Identification of a combined lncRNA prognostic signature and knockdown of lncRNA MANCR to inhibit progression of clear cell renal cell carcinoma by bioinformatics analysis

Sheng Xue; Hanxu Guo; Shibo Wei; Yuan Song; Junfeng Huang; Shuo Deng; Qingwen Li; Wenyong Li

doi:10.21037/tau-22-527

Identification of a combined lncRNA prognostic signature and knockdown of lncRNA MANCR to inhibit progression of clear cell renal cell carcinoma by bioinformatics analysis

Transl Androl Urol. 2022 Sep;11(9):1304-1317. doi: 10.21037/tau-22-527.

Authors

Sheng Xue^#¹, Hanxu Guo^#², Shibo Wei³, Yuan Song¹, Junfeng Huang¹, Shuo Deng¹, Qingwen Li¹, Wenyong Li¹

Affiliations

¹ Department of Urology, The First Affiliated Hospital of Bengbu Medical College, Bengbu, China.
² School of Clinical Medicine, Bengbu Medical College, Bengbu, China.
³ School of Anesthesiology, Bengbu Medical College, Bengbu, China.

^# Contributed equally.

Abstract

Background: Long non-coding RNAs (lncRNAs) have become potential therapeutic targets or promising prognostic biomarkers in cancers. However, individual gene does not show sufficient prognostic value for clear cell renal cell carcinoma (ccRCC). Therefore, this study aims to develop a combined prognostic lncRNA signature to the prognosis of ccRCC.
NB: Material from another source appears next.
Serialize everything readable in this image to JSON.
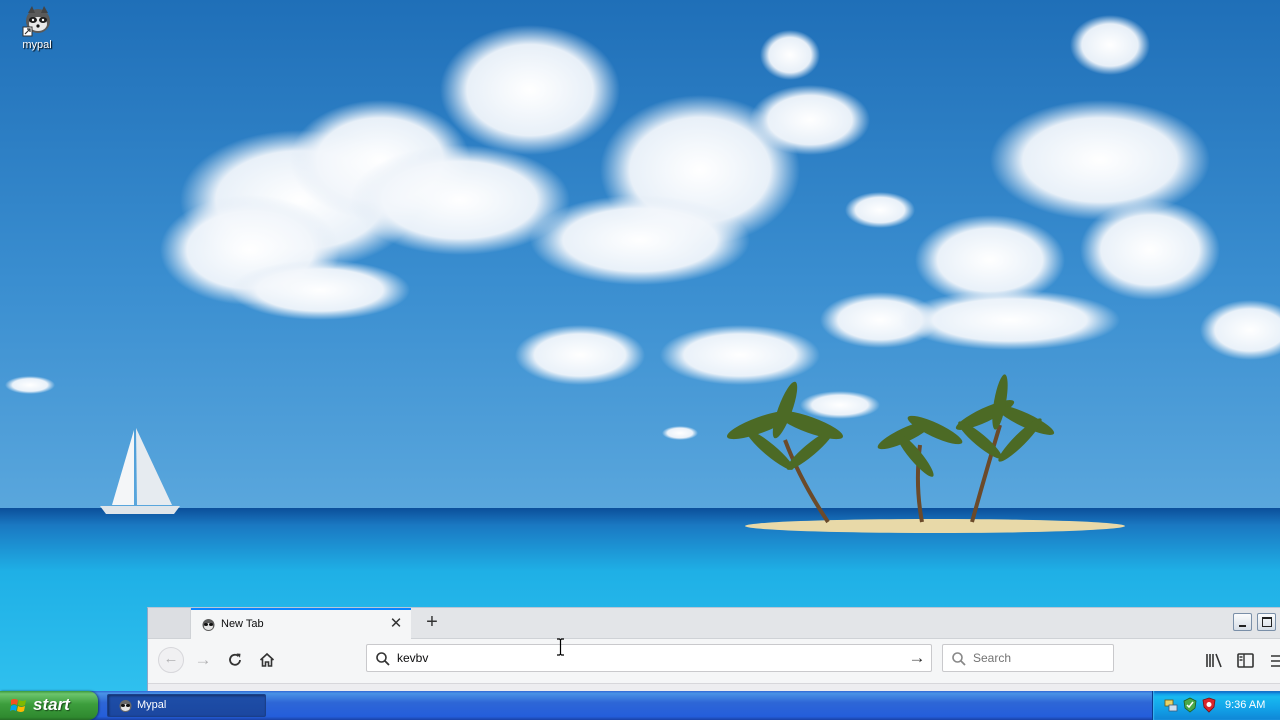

Methods: The transcriptome profiling data for confirmed ccRCC cases were obtained from The Cancer Genome Atlas (TCGA; https://portal.gdc.cancer.gov/). The prognostic significance, survival time and diagnostic effectiveness of the lncRNAs in ccRCC was evaluated using Kaplan-Meier method, the log-rank test and receiver operating characteristic (ROC) curves, respectively. The area under the ROC curve (AUC) of the 4 lncRNAs was also performed. The expression of mitotically-associated lncRNA (MANCR) was measured in ccRCC cells or tissues by reverse transcription quantitative polymerase chain reaction (RT-qPCR). Both Colony formation assays and Cell Counting Kit-8 (CCK-8) assay was conducted to detect the proliferation of both 786-O and SN12C cells. For apoptosis detection, flow cytometry in both 786-O and SN12C cells was performed. For migration of 786-O and SN12C cells detection, wound healing and transwell assays were performed.
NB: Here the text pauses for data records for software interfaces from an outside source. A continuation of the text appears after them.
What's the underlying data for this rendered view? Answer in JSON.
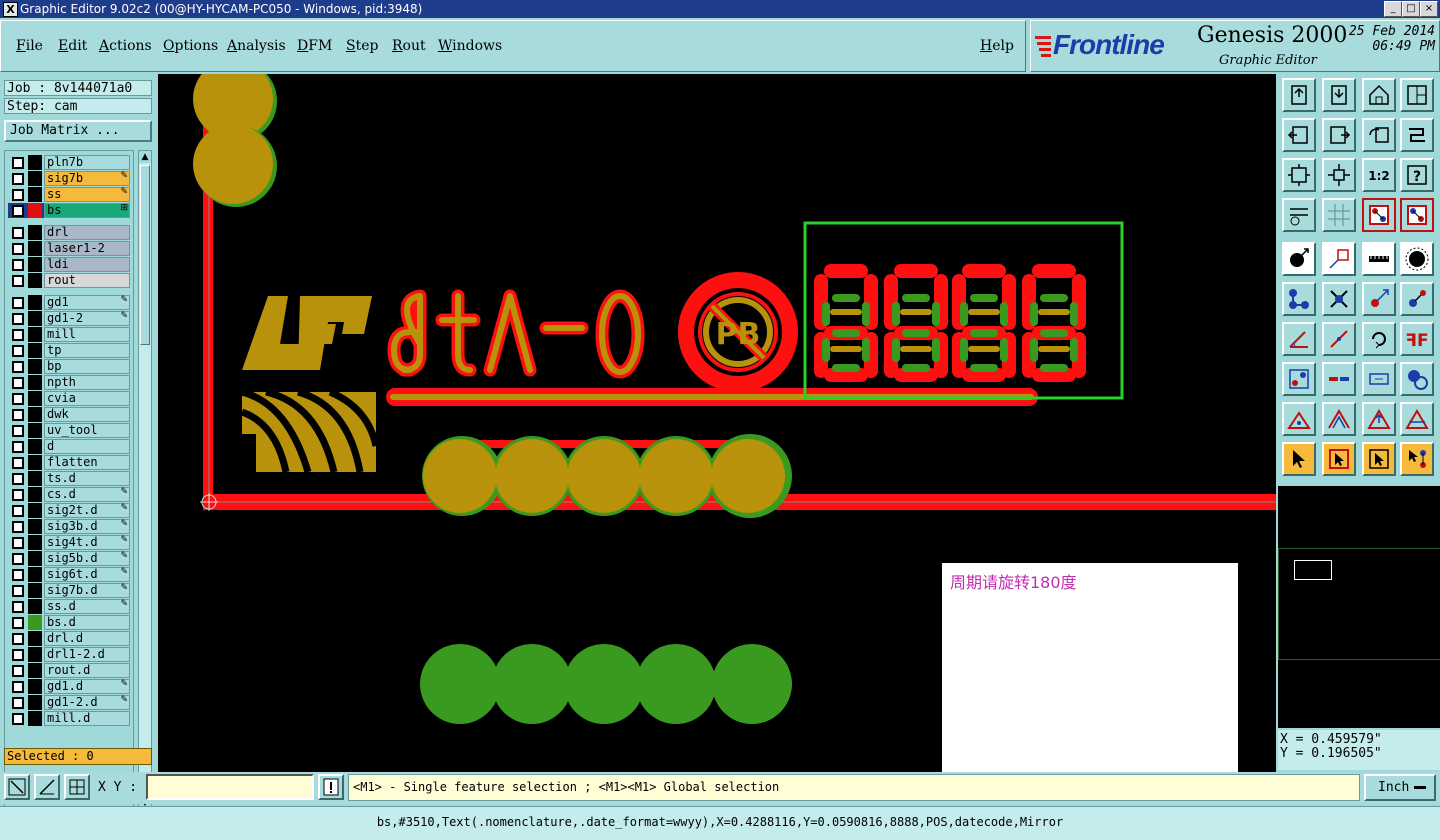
{
  "window": {
    "title": "Graphic Editor 9.02c2 (00@HY-HYCAM-PC050 - Windows, pid:3948)"
  },
  "menu": [
    "File",
    "Edit",
    "Actions",
    "Options",
    "Analysis",
    "DFM",
    "Step",
    "Rout",
    "Windows"
  ],
  "help_label": "Help",
  "brand": {
    "logo": "Frontline",
    "product": "Genesis 2000",
    "subtitle": "Graphic Editor",
    "date": "25 Feb 2014",
    "time": "06:49 PM"
  },
  "job_label": "Job : 8v144071a0",
  "step_label": "Step: cam",
  "job_matrix_label": "Job Matrix ...",
  "layers": [
    {
      "name": "pln7b",
      "color": "#000000",
      "bg": "#a8dcdc",
      "marker": ""
    },
    {
      "name": "sig7b",
      "color": "#000000",
      "bg": "#f5b93c",
      "marker": "✎"
    },
    {
      "name": "ss",
      "color": "#000000",
      "bg": "#f5b93c",
      "marker": "✎"
    },
    {
      "name": "bs",
      "color": "#e01010",
      "bg": "#1aa87a",
      "marker": "⊞",
      "active": true
    },
    {
      "name": "drl",
      "color": "#000000",
      "bg": "#a8b8c8",
      "marker": ""
    },
    {
      "name": "laser1-2",
      "color": "#000000",
      "bg": "#a8b8c8",
      "marker": ""
    },
    {
      "name": "ldi",
      "color": "#000000",
      "bg": "#a8b8c8",
      "marker": ""
    },
    {
      "name": "rout",
      "color": "#000000",
      "bg": "#d8d8d8",
      "marker": ""
    },
    {
      "name": "gd1",
      "color": "#000000",
      "bg": "#a8dcdc",
      "marker": "✎"
    },
    {
      "name": "gd1-2",
      "color": "#000000",
      "bg": "#a8dcdc",
      "marker": "✎"
    },
    {
      "name": "mill",
      "color": "#000000",
      "bg": "#a8dcdc",
      "marker": ""
    },
    {
      "name": "tp",
      "color": "#000000",
      "bg": "#a8dcdc",
      "marker": ""
    },
    {
      "name": "bp",
      "color": "#000000",
      "bg": "#a8dcdc",
      "marker": ""
    },
    {
      "name": "npth",
      "color": "#000000",
      "bg": "#a8dcdc",
      "marker": ""
    },
    {
      "name": "cvia",
      "color": "#000000",
      "bg": "#a8dcdc",
      "marker": ""
    },
    {
      "name": "dwk",
      "color": "#000000",
      "bg": "#a8dcdc",
      "marker": ""
    },
    {
      "name": "uv_tool",
      "color": "#000000",
      "bg": "#a8dcdc",
      "marker": ""
    },
    {
      "name": "d",
      "color": "#000000",
      "bg": "#a8dcdc",
      "marker": ""
    },
    {
      "name": "flatten",
      "color": "#000000",
      "bg": "#a8dcdc",
      "marker": ""
    },
    {
      "name": "ts.d",
      "color": "#000000",
      "bg": "#a8dcdc",
      "marker": ""
    },
    {
      "name": "cs.d",
      "color": "#000000",
      "bg": "#a8dcdc",
      "marker": "✎"
    },
    {
      "name": "sig2t.d",
      "color": "#000000",
      "bg": "#a8dcdc",
      "marker": "✎"
    },
    {
      "name": "sig3b.d",
      "color": "#000000",
      "bg": "#a8dcdc",
      "marker": "✎"
    },
    {
      "name": "sig4t.d",
      "color": "#000000",
      "bg": "#a8dcdc",
      "marker": "✎"
    },
    {
      "name": "sig5b.d",
      "color": "#000000",
      "bg": "#a8dcdc",
      "marker": "✎"
    },
    {
      "name": "sig6t.d",
      "color": "#000000",
      "bg": "#a8dcdc",
      "marker": "✎"
    },
    {
      "name": "sig7b.d",
      "color": "#000000",
      "bg": "#a8dcdc",
      "marker": "✎"
    },
    {
      "name": "ss.d",
      "color": "#000000",
      "bg": "#a8dcdc",
      "marker": "✎"
    },
    {
      "name": "bs.d",
      "color": "#3a9a20",
      "bg": "#a8dcdc",
      "marker": ""
    },
    {
      "name": "drl.d",
      "color": "#000000",
      "bg": "#a8dcdc",
      "marker": ""
    },
    {
      "name": "drl1-2.d",
      "color": "#000000",
      "bg": "#a8dcdc",
      "marker": ""
    },
    {
      "name": "rout.d",
      "color": "#000000",
      "bg": "#a8dcdc",
      "marker": ""
    },
    {
      "name": "gd1.d",
      "color": "#000000",
      "bg": "#a8dcdc",
      "marker": "✎"
    },
    {
      "name": "gd1-2.d",
      "color": "#000000",
      "bg": "#a8dcdc",
      "marker": "✎"
    },
    {
      "name": "mill.d",
      "color": "#000000",
      "bg": "#a8dcdc",
      "marker": ""
    }
  ],
  "selected_label": "Selected : 0",
  "canvas": {
    "mirror_text": "9tv-0",
    "digits": "8888",
    "note": "周期请旋转180度"
  },
  "coords": {
    "x": "X = 0.459579\"",
    "y": "Y = 0.196505\""
  },
  "xy_label": "X Y :",
  "xy_value": "",
  "message": "<M1> - Single feature selection ; <M1><M1> Global selection",
  "unit": "Inch",
  "status": "bs,#3510,Text(.nomenclature,.date_format=wwyy),X=0.4288116,Y=0.0590816,8888,POS,datecode,Mirror"
}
Results: A total of 1,567 differentially expressed lncRNAs in ccRCC were discerned with 1,340 upregulation and 227 downregulation. Furthermore, a 4-lncRNA signature (FIRRE, MANCR, AC103706.1, and AC018648.1) model was obtained that showed good performance in the prognosis of ccRCC. Gene Ontology (GO) analysis showed that these protein-coding genes (PCGs) were mainly enriched in ATPase activity, catalytic activity, and acting on RNA protein serine/threonine kinase activity. Kyoto Encyclopedia of Genes and Genomes (KEGG) pathway analysis showed that PCGs were mainly involved in endocytosis, oocyte meiosis and spliceosome. In addition, we revealed that MANCR was highly expressed in ccRCC cells and tissues and downregulation of MANCR inhibited cell proliferation and migration. In contrast, apoptosis of 786-O and SN12C cells was promoted with MANCR suppression.
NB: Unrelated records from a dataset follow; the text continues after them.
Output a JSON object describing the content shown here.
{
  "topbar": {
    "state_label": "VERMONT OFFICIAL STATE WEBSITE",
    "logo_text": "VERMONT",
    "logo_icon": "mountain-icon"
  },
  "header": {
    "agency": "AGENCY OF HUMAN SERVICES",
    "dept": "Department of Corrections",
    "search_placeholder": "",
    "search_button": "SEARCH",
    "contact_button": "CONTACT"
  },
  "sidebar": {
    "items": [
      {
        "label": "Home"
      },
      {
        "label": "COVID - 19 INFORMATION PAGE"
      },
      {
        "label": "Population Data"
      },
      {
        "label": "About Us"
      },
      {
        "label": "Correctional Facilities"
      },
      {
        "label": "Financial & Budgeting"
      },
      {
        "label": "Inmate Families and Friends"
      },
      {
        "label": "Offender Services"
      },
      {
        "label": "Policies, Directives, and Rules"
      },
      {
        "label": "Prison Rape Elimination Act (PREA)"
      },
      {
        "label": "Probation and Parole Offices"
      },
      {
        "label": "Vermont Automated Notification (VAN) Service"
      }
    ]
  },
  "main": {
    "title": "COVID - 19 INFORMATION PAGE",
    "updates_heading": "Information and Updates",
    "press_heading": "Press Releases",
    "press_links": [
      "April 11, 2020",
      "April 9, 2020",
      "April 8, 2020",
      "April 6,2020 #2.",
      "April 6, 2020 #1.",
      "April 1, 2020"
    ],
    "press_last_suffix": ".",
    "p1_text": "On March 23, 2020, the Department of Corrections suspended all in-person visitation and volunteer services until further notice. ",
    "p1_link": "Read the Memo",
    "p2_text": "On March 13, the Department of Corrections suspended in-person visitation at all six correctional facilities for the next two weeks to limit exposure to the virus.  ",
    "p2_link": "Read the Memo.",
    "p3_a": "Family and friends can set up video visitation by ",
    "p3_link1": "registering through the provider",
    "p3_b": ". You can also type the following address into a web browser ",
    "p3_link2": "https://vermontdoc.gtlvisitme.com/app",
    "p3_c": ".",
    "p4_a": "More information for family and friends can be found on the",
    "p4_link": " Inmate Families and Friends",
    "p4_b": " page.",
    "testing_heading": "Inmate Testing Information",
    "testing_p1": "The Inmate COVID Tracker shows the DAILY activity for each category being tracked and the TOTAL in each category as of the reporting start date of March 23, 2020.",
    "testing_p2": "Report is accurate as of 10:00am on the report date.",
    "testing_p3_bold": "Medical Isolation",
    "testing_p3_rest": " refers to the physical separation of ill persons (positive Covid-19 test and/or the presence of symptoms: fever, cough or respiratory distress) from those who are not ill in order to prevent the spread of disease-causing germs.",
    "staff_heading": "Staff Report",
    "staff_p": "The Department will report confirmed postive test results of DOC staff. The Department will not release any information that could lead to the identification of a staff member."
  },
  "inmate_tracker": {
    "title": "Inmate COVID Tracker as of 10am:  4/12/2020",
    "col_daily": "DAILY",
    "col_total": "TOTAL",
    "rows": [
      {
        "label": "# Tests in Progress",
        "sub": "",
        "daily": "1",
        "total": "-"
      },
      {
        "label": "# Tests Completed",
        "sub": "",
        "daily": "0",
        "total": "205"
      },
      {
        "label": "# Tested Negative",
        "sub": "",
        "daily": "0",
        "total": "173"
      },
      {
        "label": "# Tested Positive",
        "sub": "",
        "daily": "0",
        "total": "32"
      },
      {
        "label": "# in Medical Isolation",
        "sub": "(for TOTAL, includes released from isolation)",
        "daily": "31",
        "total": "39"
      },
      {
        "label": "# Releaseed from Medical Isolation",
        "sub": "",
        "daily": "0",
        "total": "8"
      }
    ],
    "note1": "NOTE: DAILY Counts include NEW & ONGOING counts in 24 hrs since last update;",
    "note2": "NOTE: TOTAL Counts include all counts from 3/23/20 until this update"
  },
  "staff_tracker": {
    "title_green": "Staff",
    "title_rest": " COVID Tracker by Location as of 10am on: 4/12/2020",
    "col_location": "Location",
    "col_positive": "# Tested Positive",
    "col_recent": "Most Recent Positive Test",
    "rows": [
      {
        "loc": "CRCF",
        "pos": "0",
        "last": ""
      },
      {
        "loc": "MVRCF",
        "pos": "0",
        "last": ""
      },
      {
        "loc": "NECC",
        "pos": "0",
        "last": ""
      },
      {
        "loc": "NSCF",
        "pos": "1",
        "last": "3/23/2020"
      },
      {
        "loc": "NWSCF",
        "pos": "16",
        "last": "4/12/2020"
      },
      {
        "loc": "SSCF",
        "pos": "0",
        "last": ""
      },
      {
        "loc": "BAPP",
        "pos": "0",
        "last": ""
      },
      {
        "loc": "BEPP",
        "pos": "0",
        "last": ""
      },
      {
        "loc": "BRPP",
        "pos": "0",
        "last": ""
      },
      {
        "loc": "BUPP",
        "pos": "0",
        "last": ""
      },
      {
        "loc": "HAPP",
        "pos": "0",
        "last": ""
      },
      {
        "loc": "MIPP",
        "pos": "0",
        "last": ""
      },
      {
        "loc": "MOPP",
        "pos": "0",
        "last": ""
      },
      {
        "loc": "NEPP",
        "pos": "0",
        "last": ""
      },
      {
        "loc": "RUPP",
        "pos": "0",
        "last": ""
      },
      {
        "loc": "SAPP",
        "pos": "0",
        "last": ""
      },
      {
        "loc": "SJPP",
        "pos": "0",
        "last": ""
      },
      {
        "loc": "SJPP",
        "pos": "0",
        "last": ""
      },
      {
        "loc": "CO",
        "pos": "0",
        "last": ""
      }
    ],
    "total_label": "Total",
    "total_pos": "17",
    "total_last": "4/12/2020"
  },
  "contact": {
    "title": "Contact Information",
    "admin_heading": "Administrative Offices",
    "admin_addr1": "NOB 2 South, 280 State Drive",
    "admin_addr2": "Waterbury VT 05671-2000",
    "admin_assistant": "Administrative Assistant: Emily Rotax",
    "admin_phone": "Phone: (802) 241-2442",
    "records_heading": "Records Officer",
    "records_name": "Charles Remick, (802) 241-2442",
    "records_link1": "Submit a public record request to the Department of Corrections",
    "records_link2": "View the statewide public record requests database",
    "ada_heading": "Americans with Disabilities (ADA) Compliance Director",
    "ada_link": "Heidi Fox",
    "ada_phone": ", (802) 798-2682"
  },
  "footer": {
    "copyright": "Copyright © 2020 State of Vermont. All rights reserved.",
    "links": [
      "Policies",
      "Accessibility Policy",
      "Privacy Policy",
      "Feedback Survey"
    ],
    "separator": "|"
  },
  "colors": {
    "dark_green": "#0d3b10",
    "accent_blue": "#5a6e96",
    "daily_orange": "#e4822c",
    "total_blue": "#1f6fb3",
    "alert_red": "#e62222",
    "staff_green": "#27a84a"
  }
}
Conclusions: A 4-lncRNA prognostic model that presented good performance for prognosis of ccRCC patients was established. Knockdown of MANCR inhibited cell proliferation and migration, and promoted apoptosis of 786-O and SN12C cells, suggesting that a 4-lncRNA signature model might be an essential for ccRCC prognosis.

Keywords: Clear cell renal cell carcinoma (ccRCC); mitotically-associated lncRNA (MANCR); prognosis.